Il potere intelligente

    Il “potere intelligente” (smart power)

    La vicenda di Roxana Saberi, la giovane e bella giornalista irano-americana che è stata liberata dopo aver trascorso tre mesi nelle carceri iraniane, ci dice che possiamo e dobbiamo nutrire le giuste speranze per la nuova strategia che gli Stati Uniti vogliono perseguire nel mondo. Perfino in Iran i sentimenti laici covano sotto lo chador e il velo delle donne, che pure indossano minigonne e vestiti scollati quando vanno alle feste, così ci dice Bernando Valli (inviato di Repubblica), a colloquio con una donna a Teheran e a trenta anni di distanza dalla rivoluzione clericale. Di donne che si spendono e si sono spese con il loro lavoro e la loro lotta per lo sviluppo dei diritti civili e della pace è pieno il mondo! E ogni giorno bisognerebbe narrarne le gesta, anche quelle sconosciute o chissà perché subito dimenticate.

    Dunque “smart power” o “soft power”, come emerge dall’analisi di Alessandro Politi nel Rapporto Nomisma 2008 (Osservatorio Scenari Strategici e di Sicurezza), un concetto che viaggia con le parole coniate da una donna (See Suzanne Nossel) e che la segretaria di Stato Hillary Clinton utilizza per rilanciare l’internazionalismo liberale americano. Le donne appunto ancora le donne protagoniste di una politica e di una azione socio-culturale che è più attrattiva e meno coercitiva, non violenta.

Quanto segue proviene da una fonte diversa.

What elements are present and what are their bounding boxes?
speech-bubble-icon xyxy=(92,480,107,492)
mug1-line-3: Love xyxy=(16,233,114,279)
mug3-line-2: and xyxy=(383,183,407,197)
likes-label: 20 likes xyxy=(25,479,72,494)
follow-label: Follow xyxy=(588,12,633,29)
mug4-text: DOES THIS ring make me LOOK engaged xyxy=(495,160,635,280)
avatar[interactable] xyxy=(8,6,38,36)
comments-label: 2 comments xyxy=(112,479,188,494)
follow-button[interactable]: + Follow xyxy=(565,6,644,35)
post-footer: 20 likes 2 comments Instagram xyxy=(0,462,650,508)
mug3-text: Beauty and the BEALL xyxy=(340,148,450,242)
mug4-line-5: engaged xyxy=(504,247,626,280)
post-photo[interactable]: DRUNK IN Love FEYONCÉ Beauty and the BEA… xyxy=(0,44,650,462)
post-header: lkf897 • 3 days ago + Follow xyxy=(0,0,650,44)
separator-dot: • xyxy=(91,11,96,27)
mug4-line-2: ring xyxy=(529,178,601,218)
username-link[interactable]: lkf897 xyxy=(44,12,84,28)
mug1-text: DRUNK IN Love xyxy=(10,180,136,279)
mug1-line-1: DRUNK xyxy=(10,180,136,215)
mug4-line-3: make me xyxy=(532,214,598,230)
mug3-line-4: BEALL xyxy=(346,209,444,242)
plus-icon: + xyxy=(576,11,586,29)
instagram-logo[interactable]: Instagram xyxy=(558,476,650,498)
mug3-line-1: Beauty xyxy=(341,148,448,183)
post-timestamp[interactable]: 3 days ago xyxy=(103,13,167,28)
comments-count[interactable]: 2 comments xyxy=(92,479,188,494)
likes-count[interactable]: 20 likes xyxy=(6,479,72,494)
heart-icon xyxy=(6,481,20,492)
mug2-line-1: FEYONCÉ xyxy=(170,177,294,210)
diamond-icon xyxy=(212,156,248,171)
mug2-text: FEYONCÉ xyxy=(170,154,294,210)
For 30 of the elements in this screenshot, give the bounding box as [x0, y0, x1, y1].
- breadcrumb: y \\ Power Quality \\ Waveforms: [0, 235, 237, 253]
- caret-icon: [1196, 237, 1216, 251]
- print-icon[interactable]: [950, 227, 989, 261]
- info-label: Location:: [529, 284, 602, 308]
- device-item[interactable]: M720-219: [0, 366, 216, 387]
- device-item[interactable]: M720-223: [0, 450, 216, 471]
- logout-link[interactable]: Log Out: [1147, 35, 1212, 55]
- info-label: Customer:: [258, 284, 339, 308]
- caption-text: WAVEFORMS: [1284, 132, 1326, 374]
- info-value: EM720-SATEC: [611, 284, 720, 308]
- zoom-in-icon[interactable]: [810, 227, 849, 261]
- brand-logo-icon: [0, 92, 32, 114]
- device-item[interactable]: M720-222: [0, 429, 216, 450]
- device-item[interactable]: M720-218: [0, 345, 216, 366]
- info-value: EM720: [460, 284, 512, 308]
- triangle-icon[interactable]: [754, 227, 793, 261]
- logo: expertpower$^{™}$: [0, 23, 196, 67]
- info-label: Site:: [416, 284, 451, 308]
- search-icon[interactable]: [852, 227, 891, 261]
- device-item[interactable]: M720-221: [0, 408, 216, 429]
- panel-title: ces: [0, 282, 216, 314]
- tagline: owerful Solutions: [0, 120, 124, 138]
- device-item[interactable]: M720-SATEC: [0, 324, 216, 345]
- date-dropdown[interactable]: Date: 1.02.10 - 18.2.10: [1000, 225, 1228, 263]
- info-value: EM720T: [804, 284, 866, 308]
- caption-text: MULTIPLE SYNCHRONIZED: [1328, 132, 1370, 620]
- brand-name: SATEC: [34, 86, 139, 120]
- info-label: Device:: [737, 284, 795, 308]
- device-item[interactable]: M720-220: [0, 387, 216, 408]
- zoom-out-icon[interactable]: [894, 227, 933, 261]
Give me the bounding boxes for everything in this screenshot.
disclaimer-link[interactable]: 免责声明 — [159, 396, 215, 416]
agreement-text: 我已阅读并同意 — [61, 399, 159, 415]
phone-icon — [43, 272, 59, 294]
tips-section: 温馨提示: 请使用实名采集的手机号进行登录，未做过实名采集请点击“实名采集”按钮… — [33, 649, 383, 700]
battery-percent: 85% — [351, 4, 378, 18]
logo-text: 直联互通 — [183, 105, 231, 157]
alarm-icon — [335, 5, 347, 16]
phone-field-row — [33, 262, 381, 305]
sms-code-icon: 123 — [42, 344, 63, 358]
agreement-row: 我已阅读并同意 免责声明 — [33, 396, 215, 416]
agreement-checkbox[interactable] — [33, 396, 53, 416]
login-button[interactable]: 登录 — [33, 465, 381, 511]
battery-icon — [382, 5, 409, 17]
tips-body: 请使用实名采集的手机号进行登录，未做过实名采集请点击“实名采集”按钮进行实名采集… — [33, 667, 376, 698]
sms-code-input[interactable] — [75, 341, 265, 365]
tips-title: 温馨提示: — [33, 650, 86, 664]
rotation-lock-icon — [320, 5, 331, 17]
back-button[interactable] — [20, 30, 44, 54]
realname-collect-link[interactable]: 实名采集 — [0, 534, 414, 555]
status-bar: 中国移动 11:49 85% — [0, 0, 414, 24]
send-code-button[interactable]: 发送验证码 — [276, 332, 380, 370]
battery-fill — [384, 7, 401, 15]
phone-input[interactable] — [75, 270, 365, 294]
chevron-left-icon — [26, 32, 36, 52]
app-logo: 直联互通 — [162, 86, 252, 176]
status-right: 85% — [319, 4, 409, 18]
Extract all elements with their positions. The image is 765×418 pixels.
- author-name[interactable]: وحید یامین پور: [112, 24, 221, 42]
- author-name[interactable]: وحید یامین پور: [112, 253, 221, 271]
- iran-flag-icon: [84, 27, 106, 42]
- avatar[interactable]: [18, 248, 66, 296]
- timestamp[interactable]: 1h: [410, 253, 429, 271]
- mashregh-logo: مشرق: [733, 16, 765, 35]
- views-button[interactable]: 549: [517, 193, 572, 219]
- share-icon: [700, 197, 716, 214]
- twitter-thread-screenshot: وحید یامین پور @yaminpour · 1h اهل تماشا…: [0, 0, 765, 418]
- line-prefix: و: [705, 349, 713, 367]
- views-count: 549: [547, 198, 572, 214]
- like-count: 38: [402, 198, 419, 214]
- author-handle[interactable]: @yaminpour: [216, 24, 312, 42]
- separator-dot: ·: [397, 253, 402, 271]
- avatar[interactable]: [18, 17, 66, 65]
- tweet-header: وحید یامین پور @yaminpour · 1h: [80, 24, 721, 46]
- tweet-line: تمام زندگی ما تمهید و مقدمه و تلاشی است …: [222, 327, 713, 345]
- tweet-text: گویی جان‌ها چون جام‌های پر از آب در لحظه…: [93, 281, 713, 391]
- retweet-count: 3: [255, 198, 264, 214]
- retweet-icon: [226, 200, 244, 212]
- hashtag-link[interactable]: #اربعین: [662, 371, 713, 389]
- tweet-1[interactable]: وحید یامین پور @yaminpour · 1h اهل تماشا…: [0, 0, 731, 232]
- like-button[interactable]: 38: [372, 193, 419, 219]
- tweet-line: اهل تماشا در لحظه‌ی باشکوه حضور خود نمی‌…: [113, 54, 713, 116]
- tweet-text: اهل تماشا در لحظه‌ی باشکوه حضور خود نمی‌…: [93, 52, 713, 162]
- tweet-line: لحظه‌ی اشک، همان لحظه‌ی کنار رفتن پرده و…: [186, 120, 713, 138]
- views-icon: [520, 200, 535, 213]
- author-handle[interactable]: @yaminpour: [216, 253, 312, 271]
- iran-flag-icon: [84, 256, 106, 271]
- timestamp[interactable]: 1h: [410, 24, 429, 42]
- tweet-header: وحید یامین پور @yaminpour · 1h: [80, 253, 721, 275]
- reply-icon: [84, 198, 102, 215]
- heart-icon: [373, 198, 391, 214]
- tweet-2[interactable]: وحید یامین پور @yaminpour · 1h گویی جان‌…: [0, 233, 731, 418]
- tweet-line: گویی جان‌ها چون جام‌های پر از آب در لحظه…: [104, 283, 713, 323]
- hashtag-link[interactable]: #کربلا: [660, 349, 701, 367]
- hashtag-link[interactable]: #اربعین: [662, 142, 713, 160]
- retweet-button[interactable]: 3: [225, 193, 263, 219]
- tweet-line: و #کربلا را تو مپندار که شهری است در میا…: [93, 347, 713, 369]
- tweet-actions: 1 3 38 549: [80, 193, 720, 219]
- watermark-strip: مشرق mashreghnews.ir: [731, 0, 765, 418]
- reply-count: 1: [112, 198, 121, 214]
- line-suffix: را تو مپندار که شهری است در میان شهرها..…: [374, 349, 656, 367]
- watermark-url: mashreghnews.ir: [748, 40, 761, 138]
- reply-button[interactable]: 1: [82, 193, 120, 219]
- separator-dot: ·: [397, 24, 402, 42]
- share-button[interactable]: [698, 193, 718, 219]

La vera capacità di attrazione che possono produrre le donne con il loro lavoro. Gli strumenti di questo lavoro, attraverso la promozione della comunicazione e del confronto, sono quelli dell’ approvazione e dell’investimento in nuovi progetti di riforma sociale e culturale. Barack Obama, per quanto riguarda lo sviluppo di genere, non a caso, ha istituito un’agenzia intergovernativa per promuovere attivamente le politiche di valorizzazione delle donne (il White House Council on Women and Girls). Politi segnala fra l’altro che anche gli Emirati Arabi stanno investendo nelle politiche di sviluppo di genere, per poi ribadire che di fatto gli Stati che d’ora in poi vogliono davvero progettare il loro futuro non possono che investire nella vera forza attrattiva delle donne che si esprime in una: “maggiore visione di lungo periodo, maggiore capacità di pianificazione e programmazione, maggiore resistenza alla tensione prolungata, maggiore capacità di gestione strategica della negoziazione”. I fattori di dispiegamento di questa potenza passano dall’istruzione nonché dalla scuola e dalla famiglia. Infine Politi, non so quanto memore di un “pensiero della differenza” che pure molto ha dato alla riflessione filosofica femminile, auspica “una silenziosa evoluzione culturale che cambi in modo sostanziale come vengono educati femmine e maschi in ambito familiare”. In Italia è una disparità evidente e occorreranno tre generazioni per superarla. Oggi se non iniziamo davvero a farci carico di un tale gap, vissuto come una profonda ingiustizia dalle donne italiane che vorrebbero dare il loro pieno contributo nella società in cui vivono, rischiamo di compromettere una volta per tutte il nostro futuro.